Sasha eating potato

This post may contain affiliate links. Sasha eating potato are an abundant wild food source around the world, and a single tree can produce more than 2,000 pounds of nuts. Rich in calories and micronutrients, eating acorns was once a part of life for humans everywhere that oaks grow. While these days acorn recipes are mostly associated with Native Americans, they were a part of the traditional food supply in Greece, Italy, Spain, North Africa and throughout Asia.

Oaks continue to produce abundant nutrition for humankind, even if we’ve largely forgotten how to harvest and prepare this free food source. This year, my family made it our mission to collect and process as many acorns as possible. I’d planned on developing recipes for all our favorite foods using acorn flour, but when I started researching acorn recipes I learned that I was trying to rediscover the wheel. Humans have been eating acorns since the stone age, and just about every culture has traditional recipes for acorns. The earliest evidence of humans eating acorns comes from an archeological site near the dead sea dated to around 750,000 BC.
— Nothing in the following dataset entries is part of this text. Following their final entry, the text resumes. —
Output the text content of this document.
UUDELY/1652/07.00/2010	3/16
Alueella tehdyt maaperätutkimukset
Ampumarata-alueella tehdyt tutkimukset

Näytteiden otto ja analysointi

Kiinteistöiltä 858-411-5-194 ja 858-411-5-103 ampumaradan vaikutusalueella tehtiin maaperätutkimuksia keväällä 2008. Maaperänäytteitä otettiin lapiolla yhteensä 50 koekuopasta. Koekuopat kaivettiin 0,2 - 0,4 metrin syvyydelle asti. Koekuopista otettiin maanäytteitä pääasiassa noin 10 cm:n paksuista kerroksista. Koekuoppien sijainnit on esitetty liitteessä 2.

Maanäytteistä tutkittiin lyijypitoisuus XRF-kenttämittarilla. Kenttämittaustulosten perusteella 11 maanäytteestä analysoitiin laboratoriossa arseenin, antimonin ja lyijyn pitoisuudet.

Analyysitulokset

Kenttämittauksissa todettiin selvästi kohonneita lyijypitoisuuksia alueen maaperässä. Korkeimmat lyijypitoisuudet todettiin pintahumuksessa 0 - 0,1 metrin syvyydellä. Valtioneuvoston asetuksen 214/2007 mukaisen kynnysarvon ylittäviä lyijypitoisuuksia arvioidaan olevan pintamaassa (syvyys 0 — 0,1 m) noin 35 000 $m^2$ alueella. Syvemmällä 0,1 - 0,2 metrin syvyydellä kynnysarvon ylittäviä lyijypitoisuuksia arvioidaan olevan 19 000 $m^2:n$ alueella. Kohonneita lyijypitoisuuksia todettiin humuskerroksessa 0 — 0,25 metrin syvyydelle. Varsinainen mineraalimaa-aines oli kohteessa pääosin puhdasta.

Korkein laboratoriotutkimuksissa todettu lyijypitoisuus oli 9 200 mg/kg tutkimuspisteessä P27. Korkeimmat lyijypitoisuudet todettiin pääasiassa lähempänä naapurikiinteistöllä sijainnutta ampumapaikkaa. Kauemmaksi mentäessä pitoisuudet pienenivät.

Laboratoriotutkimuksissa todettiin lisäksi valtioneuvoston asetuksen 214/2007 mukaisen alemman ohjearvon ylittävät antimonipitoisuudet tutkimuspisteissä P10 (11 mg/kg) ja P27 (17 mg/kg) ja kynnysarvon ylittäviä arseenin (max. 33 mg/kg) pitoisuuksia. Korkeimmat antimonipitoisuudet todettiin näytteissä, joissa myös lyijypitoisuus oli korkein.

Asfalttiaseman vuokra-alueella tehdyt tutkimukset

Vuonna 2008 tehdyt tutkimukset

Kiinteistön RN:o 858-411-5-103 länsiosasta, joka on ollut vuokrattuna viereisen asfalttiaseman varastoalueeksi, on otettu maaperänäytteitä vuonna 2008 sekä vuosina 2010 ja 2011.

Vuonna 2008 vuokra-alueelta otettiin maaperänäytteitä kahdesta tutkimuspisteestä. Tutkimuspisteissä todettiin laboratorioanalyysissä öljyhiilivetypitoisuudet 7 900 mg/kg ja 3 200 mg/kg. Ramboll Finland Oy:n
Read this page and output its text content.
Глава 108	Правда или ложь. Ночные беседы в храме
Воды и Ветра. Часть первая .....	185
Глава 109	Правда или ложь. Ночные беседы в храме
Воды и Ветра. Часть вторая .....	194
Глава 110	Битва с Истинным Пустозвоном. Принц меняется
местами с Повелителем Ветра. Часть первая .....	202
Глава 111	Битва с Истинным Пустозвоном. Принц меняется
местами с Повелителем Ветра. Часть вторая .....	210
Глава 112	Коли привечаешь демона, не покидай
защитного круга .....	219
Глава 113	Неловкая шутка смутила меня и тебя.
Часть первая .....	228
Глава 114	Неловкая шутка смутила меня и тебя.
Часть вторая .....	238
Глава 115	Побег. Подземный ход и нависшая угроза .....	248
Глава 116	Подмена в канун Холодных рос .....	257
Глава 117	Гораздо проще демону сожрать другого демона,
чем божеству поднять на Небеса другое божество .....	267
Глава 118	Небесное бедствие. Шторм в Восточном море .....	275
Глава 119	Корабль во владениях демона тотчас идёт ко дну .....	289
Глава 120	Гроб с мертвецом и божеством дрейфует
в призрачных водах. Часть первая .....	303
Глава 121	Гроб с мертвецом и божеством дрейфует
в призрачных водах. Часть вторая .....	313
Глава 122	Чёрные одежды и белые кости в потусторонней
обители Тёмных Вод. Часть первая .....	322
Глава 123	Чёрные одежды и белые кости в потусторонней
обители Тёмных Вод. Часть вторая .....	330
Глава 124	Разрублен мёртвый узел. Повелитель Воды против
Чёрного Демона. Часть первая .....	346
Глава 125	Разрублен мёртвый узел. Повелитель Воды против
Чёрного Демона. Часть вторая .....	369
Similar sites exist in North America, Africa, Spain, Italy, Central Europe, Japan, and the Middle East. Acorn oil is still produced in the middle east, and an Arabian acorn-based drink was what eventually became modern hot cocoa. Acorn-based foods are produced commercially in Korea, for a savory tofu-like acorn gel and acorn udon noodles. The Romans were eating acorns at the peak of their civilization, and native American tribes in the western US still process acorns using traditional methods. Eating acorns is a part of our history as a species, reaching to all parts of the globe. Basics of Eating Acorns Acorns are technically a nut, but more varieties are starchy and low in both oil and protein. They also contain tannins, which are not only unpalatable, they’re also anti-nutrients and they bind up minerals within your body.

The tannins must be leached from the acorns prior to consumption. That means they’re most commonly ground into flour, which increases their surface area for faster tanning leaching and leaves a starchy, flour-like food that can be used for baking. Types of Acorns There are hundreds of species of oak trees around the world, and each will have a different nutritional profile. Some are higher in oil, tannins or micronutrients than others. While a few species are recorded, there’s been surprisingly little research into the nutrition inside acorns because they’re not a common food crop in the modern world.